Am 25.10.2023 durfte der BGH sich mit der Frage beschäftigen, ob der Mieter in einem Gerichtsverfahren flunkern darf, ohne Konsequenzen befürchten zu müssen. Kurz gesagt: Wen der Mieter innerhalb eines Rechtsstreits bewusst falsche Behauptungen aufstellt, kann das eine ordentliche Kündigung nach § 573 I S.2 Nr.1 BGB rechtfertigen. Aber: Es hängt vom Einzelfall ab. Der Richter muss die Pflichtverletzung anhand einer umfassenden Würdigung aller Umstände des Einzelfalls beurteilen: Wie schlimm war die Lüge? Hat der Vermieter durch ein vorangegangenes vertragswidriges Verhalten vielleicht selbst schon „unredlich“ agiert? Und sollte das unredliche Prozessverhalten des Mieters der Abwehr einer unberechtigten Kündigung des Vermieters dienen?
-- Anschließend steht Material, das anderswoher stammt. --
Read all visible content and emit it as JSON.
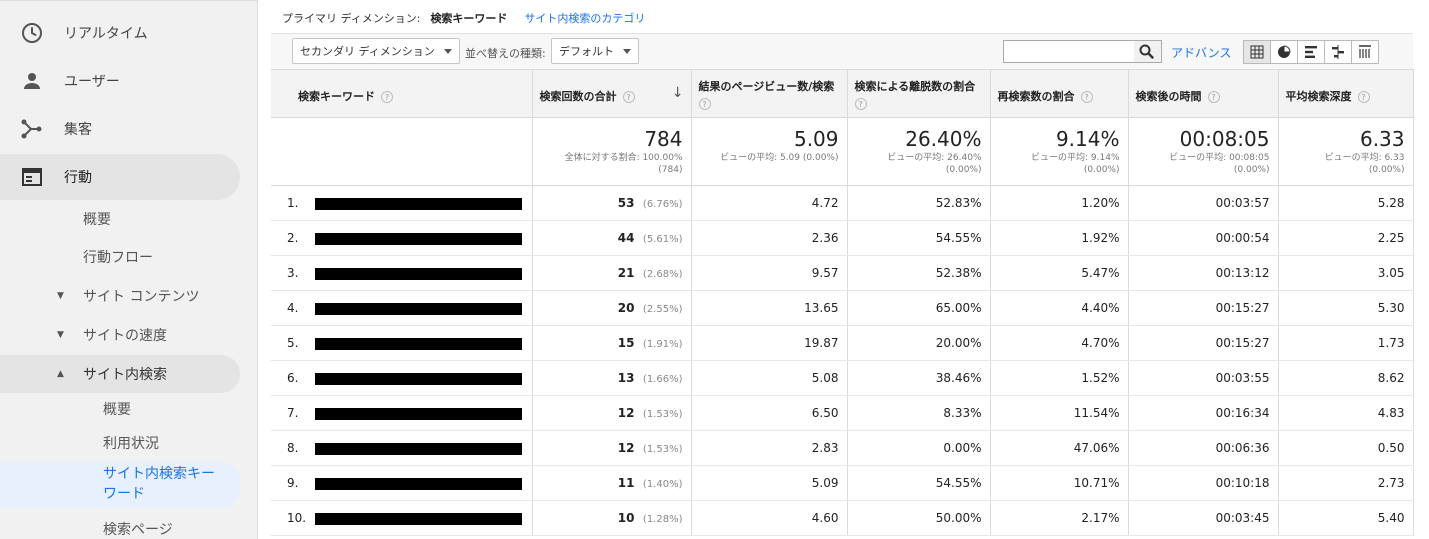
{
  "sidebar": {
    "top_items": [
      {
        "label": "リアルタイム",
        "icon": "clock-icon"
      },
      {
        "label": "ユーザー",
        "icon": "person-icon"
      },
      {
        "label": "集客",
        "icon": "acquisition-icon"
      },
      {
        "label": "行動",
        "icon": "behavior-icon"
      }
    ],
    "behavior_sub": {
      "overview": "概要",
      "flow": "行動フロー",
      "site_content": "サイト コンテンツ",
      "site_speed": "サイトの速度",
      "site_search": "サイト内検索"
    },
    "search_sub": {
      "overview": "概要",
      "usage": "利用状況",
      "terms_line1": "サイト内検索キー",
      "terms_line2": "ワード",
      "pages": "検索ページ"
    }
  },
  "dimension_bar": {
    "label": "プライマリ ディメンション:",
    "current": "検索キーワード",
    "alternative": "サイト内検索のカテゴリ"
  },
  "toolbar": {
    "secondary_dimension": "セカンダリ ディメンション",
    "sort_type_label": "並べ替えの種類:",
    "sort_type_value": "デフォルト",
    "search_value": "",
    "advanced": "アドバンス"
  },
  "table": {
    "headers": [
      "検索キーワード",
      "検索回数の合計",
      "結果のページビュー数/検索",
      "検索による離脱数の割合",
      "再検索数の割合",
      "検索後の時間",
      "平均検索深度"
    ],
    "help_mark": "?",
    "sort_arrow": "↓",
    "totals": [
      {
        "value": "784",
        "sub1": "全体に対する割合: 100.00%",
        "sub2": "(784)"
      },
      {
        "value": "5.09",
        "sub1": "ビューの平均: 5.09 (0.00%)",
        "sub2": ""
      },
      {
        "value": "26.40%",
        "sub1": "ビューの平均: 26.40%",
        "sub2": "(0.00%)"
      },
      {
        "value": "9.14%",
        "sub1": "ビューの平均: 9.14%",
        "sub2": "(0.00%)"
      },
      {
        "value": "00:08:05",
        "sub1": "ビューの平均: 00:08:05",
        "sub2": "(0.00%)"
      },
      {
        "value": "6.33",
        "sub1": "ビューの平均: 6.33",
        "sub2": "(0.00%)"
      }
    ],
    "rows": [
      {
        "n": "1.",
        "searches": "53",
        "share": "(6.76%)",
        "pv": "4.72",
        "exit": "52.83%",
        "refine": "1.20%",
        "time": "00:03:57",
        "depth": "5.28"
      },
      {
        "n": "2.",
        "searches": "44",
        "share": "(5.61%)",
        "pv": "2.36",
        "exit": "54.55%",
        "refine": "1.92%",
        "time": "00:00:54",
        "depth": "2.25"
      },
      {
        "n": "3.",
        "searches": "21",
        "share": "(2.68%)",
        "pv": "9.57",
        "exit": "52.38%",
        "refine": "5.47%",
        "time": "00:13:12",
        "depth": "3.05"
      },
      {
        "n": "4.",
        "searches": "20",
        "share": "(2.55%)",
        "pv": "13.65",
        "exit": "65.00%",
        "refine": "4.40%",
        "time": "00:15:27",
        "depth": "5.30"
      },
      {
        "n": "5.",
        "searches": "15",
        "share": "(1.91%)",
        "pv": "19.87",
        "exit": "20.00%",
        "refine": "4.70%",
        "time": "00:15:27",
        "depth": "1.73"
      },
      {
        "n": "6.",
        "searches": "13",
        "share": "(1.66%)",
        "pv": "5.08",
        "exit": "38.46%",
        "refine": "1.52%",
        "time": "00:03:55",
        "depth": "8.62"
      },
      {
        "n": "7.",
        "searches": "12",
        "share": "(1.53%)",
        "pv": "6.50",
        "exit": "8.33%",
        "refine": "11.54%",
        "time": "00:16:34",
        "depth": "4.83"
      },
      {
        "n": "8.",
        "searches": "12",
        "share": "(1.53%)",
        "pv": "2.83",
        "exit": "0.00%",
        "refine": "47.06%",
        "time": "00:06:36",
        "depth": "0.50"
      },
      {
        "n": "9.",
        "searches": "11",
        "share": "(1.40%)",
        "pv": "5.09",
        "exit": "54.55%",
        "refine": "10.71%",
        "time": "00:10:18",
        "depth": "2.73"
      },
      {
        "n": "10.",
        "searches": "10",
        "share": "(1.28%)",
        "pv": "4.60",
        "exit": "50.00%",
        "refine": "2.17%",
        "time": "00:03:45",
        "depth": "5.40"
      }
    ]
  },
  "colors": {
    "accent": "#1a73e8",
    "sidebar_bg": "#f1f1f1",
    "active_bg": "#e4e4e4",
    "selected_bg": "#e8f0fe"
  }
}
Die Vermieterin einer Berliner Mehrfamilienhauswohnung hatte ihren Mietern wegen angeblich vertragswidriger Hundehaltung ordentlich gekündigt. Vor Gericht warf die Mieterin der Vermieterin vor, sie aus dem Haus mobben zu wollen. Auch vom Hausverwalter seien die Mieter beleidigt worden mit Worten wie "Scheiß Ausländer" und "Assis". Zudem habe sie zufällig ein Gespräch zwischen der Eigentümerin und einem Kaufinteressenten mitbekommen, wonach das Haus verkauft werden solle. Dies gehe aber nur, wenn alle Mieter aus dem Haus ausgezogen sind. Gestützt auf diese Aussage kündigte die Eigentümerin nunmehr fristlos, hilfsweise ordentlich. Das Landgericht Berlin gab der Räumungsklage nach §§ 546 Abs. 1, 985 BGB wegen bewusst unwahrer Äußerungen der Mieter statt.


Der für das Wohnraummietrecht zuständige VIII. Zivilsenat des BGH hob die Entscheidung auf (Urteil vom 25.10.2023 – VIII ZR 147/22). Ehrverletzende Äußerungen im Räumungsprozess seien nicht automatisch als Kündigungsgrund einzuordnen. Vielmehr müssten die Äußerungen der Mieter, so die Karlsruher Richterinnen und Richter, im Einzelnen abgewogen werden.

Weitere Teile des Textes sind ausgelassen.